For more than 30 years, we have not paid out-of-pocket for healthcare. He always had more than enough hours to provide our family with medical insurance.

That is until the end of May. You can well imagine my surprise when we received a bill from the union telling us we had a balance due of $381. I called the union and was told the contractor was behind in sending in hours. I called the contractor, who told me they were working on it. Puzzled, I paid and started a game of wait-and-see.

In June, we had to self-pay $814 or have our insurance suspended.

Again, the union said the contractor was behind. The contractor, Daw Tech, said they should have it all straightened out soon. Then the bill to cover our family medical insurance for August arrived with a pay-in-full of $1,416.

My husband was hired by Daw Tech out of Utah, who was hired by Pike Corporation out of Rochester, who was awarded the SUNY Albany Nanotech job based on a grant from Fuller Management, which is a not-for-profit working under or for the SUNY Poly Nanotech, who received funding for the grant from Dormitory Authority of the State of New York. DASNY, according to their website www.dasny.org, is ‘one of the largest financiers and builders of social infrastructure facilities in the United States,’ and they, in turn, get their cash from the state Comptroller’s Office.

I peeled back the layers of this dirty, ugly onion starting at the top with the state Comptroller’s Office and followed the money right into a rat-hole of deceit, discrepancies and crap.

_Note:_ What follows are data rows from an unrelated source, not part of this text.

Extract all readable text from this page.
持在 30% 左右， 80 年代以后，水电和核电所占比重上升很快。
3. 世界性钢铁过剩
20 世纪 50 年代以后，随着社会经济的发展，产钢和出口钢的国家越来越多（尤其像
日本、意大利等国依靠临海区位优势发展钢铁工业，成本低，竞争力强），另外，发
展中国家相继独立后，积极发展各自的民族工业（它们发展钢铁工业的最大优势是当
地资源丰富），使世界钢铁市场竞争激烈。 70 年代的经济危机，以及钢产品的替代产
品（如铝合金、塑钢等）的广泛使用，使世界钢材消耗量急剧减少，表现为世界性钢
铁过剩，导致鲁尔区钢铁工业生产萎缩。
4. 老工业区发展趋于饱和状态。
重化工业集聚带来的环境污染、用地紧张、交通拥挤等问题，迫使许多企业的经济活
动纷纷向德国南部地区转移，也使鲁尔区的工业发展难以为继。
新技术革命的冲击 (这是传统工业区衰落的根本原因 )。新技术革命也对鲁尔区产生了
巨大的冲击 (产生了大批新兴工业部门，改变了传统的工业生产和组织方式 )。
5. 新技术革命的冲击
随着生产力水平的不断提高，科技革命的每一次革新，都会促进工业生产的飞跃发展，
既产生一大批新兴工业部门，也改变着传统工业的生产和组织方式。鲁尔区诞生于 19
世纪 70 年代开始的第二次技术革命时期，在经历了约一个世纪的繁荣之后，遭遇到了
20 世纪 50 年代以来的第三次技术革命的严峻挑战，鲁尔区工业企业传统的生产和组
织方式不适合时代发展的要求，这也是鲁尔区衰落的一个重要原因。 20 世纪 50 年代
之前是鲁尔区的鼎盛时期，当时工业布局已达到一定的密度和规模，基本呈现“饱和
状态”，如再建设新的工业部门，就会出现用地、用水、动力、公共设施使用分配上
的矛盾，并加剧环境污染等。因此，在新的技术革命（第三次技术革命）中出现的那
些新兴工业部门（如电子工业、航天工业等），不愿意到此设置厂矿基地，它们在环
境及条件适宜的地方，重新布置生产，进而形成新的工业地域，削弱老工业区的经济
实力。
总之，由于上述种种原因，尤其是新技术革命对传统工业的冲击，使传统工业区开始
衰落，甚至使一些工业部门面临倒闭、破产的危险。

Here’s one version: Daw Tech was owed $700,000 and hadn’t been paid by Pike, (owed anywhere from $4 million to $14 million, depending on whom you ask). Pike had walked off the SUNY Albany Nanotech job in July because Fuller stopped paying because DASNY found inconsistencies in the paperwork.

Or Fuller found inconsistencies. I’m not quite sure because I kept hearing different stories.

On the other side of that is Deputy Comptroller Margaret Becker, who insisted they have paid out for every request made from DASNY for this grant while DASNY Communication’s Director Freeman Klopott disagrees.

“We haven’t received any money for this project from the comptroller’s office,” Klopott said.

“I don’t know why he would say that,” said Becker by phone Aug. 26.

At the bottom of it all is a hardhat family whose family medical insurance is on the verge of being cancelled because this one won’t pay that one who won’t pay the other.

No one seems to care that their irresponsible approach to this has caused one family in little Oneida some real stress and pressure. We are owed hours that equals money. We have had to pay out cash for something that is part of my husband’s pay.

And, today he received his vacation only to find he has been shorted a few hundred dollars on that benefit, as well.

Where we come from, I believe that would be called theft of services. He did the job, they owe him money. We are the invisible victims paying a hefty price while corporations, non-profits and Albany haggle with our future and well-being hanging in the balance.

Through all lies and deceit, inconsistencies and discrepancies there is one thing that every person I have spoken with have in common: They all have medical insurance.

Editor’s note: Jody Callahan McNichol is a retired journalist and freelance columnist; she lives in Madison County, Central New York.